Generate the fitted conditional mean values for the model.

```mufit = fitted(glme); ```

Plot the observed response values versus the fitted response values.

```figure scatter(mfr.defects,mufit) title('Observed Values versus Fitted Values') xlabel('Fitted Values') ylabel('Observed Values')```

Create diagnostic plots using conditional Pearson residuals to test model assumptions. Since raw residuals for generalized linear mixed-effects models do not have a constant variance across observations, use the conditional Pearson residuals instead.

Plot a histogram to visually confirm that the mean of the Pearson residuals is equal to 0. If the model is correct, we expect the Pearson residuals to be centered at 0.

`plotResiduals(glme,'histogram','ResidualType','Pearson')`

The histogram shows that the Pearson residuals are centered at 0.

Plot the Pearson residuals versus the fitted values, to check for signs of nonconstant variance among the residuals (heteroscedasticity).
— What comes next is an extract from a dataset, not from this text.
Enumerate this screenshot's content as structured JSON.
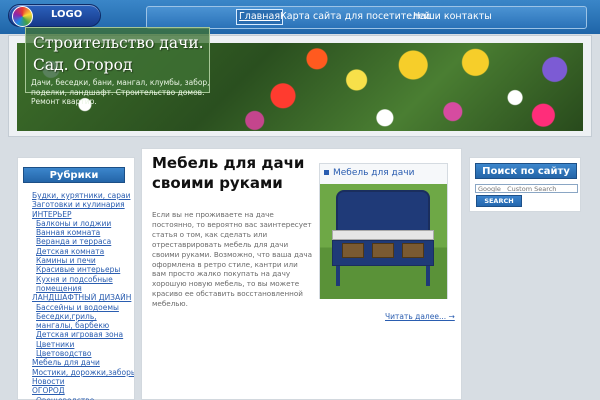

We expect the conditional Pearson residuals to have a constant variance. Therefore, a plot of conditional Pearson residuals versus conditional fitted values should not reveal any systematic dependence on the conditional fitted values.

`plotResiduals(glme,'fitted','ResidualType','Pearson')`

The plot does not show a systematic dependence on the fitted values, so there are no signs of nonconstant variance among the residuals.

Plot the Pearson residuals versus lagged residuals, to check for correlation among the residuals. The conditional independence assumption in GLME implies that the conditional Pearson residuals are approximately uncorrelated.

There is no pattern to the plot, so there are no signs of correlation among the residuals.